Maar, minister, u hebt mijn laatste vraag niet concreet beantwoord. Wat gaat u nog doen om dit vanuit de Vlaamse Regering, in deze laatste maanden die u resten, samen met de Federale Regering hoger op de agenda te krijgen? U hebt er niet op geantwoord, maar ik reken erop dat u dat alsnog doet.

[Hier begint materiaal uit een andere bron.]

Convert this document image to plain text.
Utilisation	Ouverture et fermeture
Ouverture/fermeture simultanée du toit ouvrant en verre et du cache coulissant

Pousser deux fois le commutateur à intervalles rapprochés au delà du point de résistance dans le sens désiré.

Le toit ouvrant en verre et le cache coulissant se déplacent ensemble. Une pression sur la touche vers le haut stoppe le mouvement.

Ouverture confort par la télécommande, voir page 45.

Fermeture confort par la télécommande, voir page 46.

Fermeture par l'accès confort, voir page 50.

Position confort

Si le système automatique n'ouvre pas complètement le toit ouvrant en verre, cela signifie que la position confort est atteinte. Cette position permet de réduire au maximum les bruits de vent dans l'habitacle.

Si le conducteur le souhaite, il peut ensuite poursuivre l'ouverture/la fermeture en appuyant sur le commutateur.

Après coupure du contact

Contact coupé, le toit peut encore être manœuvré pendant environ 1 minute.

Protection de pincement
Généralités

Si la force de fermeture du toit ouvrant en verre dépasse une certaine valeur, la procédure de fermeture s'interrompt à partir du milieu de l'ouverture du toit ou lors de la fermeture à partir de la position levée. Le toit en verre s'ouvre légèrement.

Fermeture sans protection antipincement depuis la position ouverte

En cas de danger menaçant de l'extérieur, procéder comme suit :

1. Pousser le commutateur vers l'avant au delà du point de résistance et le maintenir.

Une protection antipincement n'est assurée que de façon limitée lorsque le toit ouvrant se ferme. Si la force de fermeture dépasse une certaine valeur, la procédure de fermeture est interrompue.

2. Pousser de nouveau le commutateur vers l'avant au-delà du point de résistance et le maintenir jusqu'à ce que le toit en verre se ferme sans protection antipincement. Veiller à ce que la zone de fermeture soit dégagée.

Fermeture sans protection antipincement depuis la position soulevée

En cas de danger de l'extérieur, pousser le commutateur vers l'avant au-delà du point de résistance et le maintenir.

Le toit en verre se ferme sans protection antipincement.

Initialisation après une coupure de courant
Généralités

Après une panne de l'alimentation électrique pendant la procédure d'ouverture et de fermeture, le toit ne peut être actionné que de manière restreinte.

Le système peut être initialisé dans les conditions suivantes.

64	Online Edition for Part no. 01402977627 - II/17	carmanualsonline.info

De heer Slootmans heeft het woord.
Ik stel vast dat we over de wijze van aanpak – ik heb het dan over het smartphonegebruik, niet over AI – op een punt komen van ‘agree to disagree’. Ik kan alleen maar mijn vrees uiten dat we voor de afwachtende homeopathische aanpak, zoals ik die noemde, op middellange termijn een zware prijs gaan betalen in de vorm van een dalend ontwikkelingsniveau van onze jongeren en ook een daling van ons algemeen welzijnsniveau. De cijfers, de studies zijn er en de conclusies zijn pertinent. Nu is het natuurlijk ook aan de politiek, en zeker aan de uitvoerende macht, om daarmee aan de slag te gaan. Maar ik merk, wat dat betreft, bijzonder weinig ambitie en, zoals gezegd: daar gaan we op termijn de prijs voor betalen.
De vragen om uitleg zijn afgehandeld.